Os incêndios florestais
colocam Portugal numa péssima situação a nível internacional,
com forte tendência de evolução negativa. Esta tendência tende
a piorar no futuro, seja pelo risco que trás ao investimento, seja pelo impacto
das alterações climáticas.
4. Qual o impacto nas exportações
de produtos de base florestal nacionais?
Um registo de
desflorestação e uma tendência não invertida de gestão anárquica dos recursos
naturais, do território e da biodiversidade, agora evidenciado a nível internacional,
poderá ter fortes consequências negativas nas exportações de bens de base
florestal, sobretudo junto de mercados onde são mais evidentes as preocupações
ambientais dos consumidores.
Esta situação tende
inclusive a ser evidenciada por concorrentes das indústrias florestais a operar
em Portugal.
5. Quais as decisões a tomar para
contrariar a desflorestação em Portugal?
Portugal precisa, antes de
mais, de uma estratégia de desenvolvimento rural, com medidas e instrumentos
que cativem as pessoas a residir e a sustentarem-se em zonas rurais. Não é
possível uma aposta consolidada nas florestas portuguesas sem pessoas e outras
atividades económicas que lhes permitam uma vida condigna, de acordo com os padrões
europeus.
Ao nível da politica
florestal, é evidente a necessidade de intervenção oficial no funcionamento dos
mercados, corrigindo o atual funcionamento em concorrência imperfeita. Isto para
além de uma aposta estratégica na investigação e desenvolvimento, bem como da
fundamental criação de um serviço de extensão florestal.
Ao contrário do que tem
acontecido até hoje, as medidas e os instrumentos de politica florestal tem de
ter por público alvo os proprietários florestais privados. Nesta situação
torna-se imperiosa a conclusão e a atualização do cadastro das propriedades rústicas.

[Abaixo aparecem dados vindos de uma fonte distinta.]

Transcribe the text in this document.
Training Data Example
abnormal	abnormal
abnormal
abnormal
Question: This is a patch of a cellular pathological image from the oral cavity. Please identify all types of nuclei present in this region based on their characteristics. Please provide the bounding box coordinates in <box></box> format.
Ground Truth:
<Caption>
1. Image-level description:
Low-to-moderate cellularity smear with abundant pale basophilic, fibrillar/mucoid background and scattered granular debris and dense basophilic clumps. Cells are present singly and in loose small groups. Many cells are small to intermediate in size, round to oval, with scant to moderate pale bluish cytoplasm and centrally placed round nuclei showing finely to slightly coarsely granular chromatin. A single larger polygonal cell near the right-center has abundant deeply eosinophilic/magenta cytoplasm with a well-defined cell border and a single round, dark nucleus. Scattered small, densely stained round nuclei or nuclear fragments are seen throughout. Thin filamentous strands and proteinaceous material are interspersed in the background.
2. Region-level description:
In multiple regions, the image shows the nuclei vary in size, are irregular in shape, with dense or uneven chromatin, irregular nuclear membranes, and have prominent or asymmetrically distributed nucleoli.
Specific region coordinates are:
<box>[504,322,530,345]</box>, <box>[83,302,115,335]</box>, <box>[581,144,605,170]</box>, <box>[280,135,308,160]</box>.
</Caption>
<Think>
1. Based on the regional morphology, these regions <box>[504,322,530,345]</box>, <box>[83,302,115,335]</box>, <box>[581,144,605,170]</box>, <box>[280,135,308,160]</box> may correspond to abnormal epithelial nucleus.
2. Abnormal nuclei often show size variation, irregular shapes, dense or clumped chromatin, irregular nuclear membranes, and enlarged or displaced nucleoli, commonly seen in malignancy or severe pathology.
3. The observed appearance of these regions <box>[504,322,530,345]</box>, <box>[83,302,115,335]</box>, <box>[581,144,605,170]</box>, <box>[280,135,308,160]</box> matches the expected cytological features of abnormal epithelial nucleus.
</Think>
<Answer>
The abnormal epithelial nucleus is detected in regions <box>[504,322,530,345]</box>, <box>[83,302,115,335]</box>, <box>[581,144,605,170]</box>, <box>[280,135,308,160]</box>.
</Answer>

Um país em que 98,4% das áreas florestais estão na posse de
entidades privadas ou similares, sobretudo de famílias e comunidades rurais,
tem de salvaguardar o rendimento silvícola como meio fundamental para assegurar
uma gestão, técnica e comercialmente, eficiente, atenuando assim os riscos para
as florestas e para a sociedade. A regulação dos mercados, uma aposta
estratégica em I&D e num serviço de extensão florestal, são incontornáveis.
Não existe indústria florestal responsável sem florestas
sustentáveis. Hoje não o são.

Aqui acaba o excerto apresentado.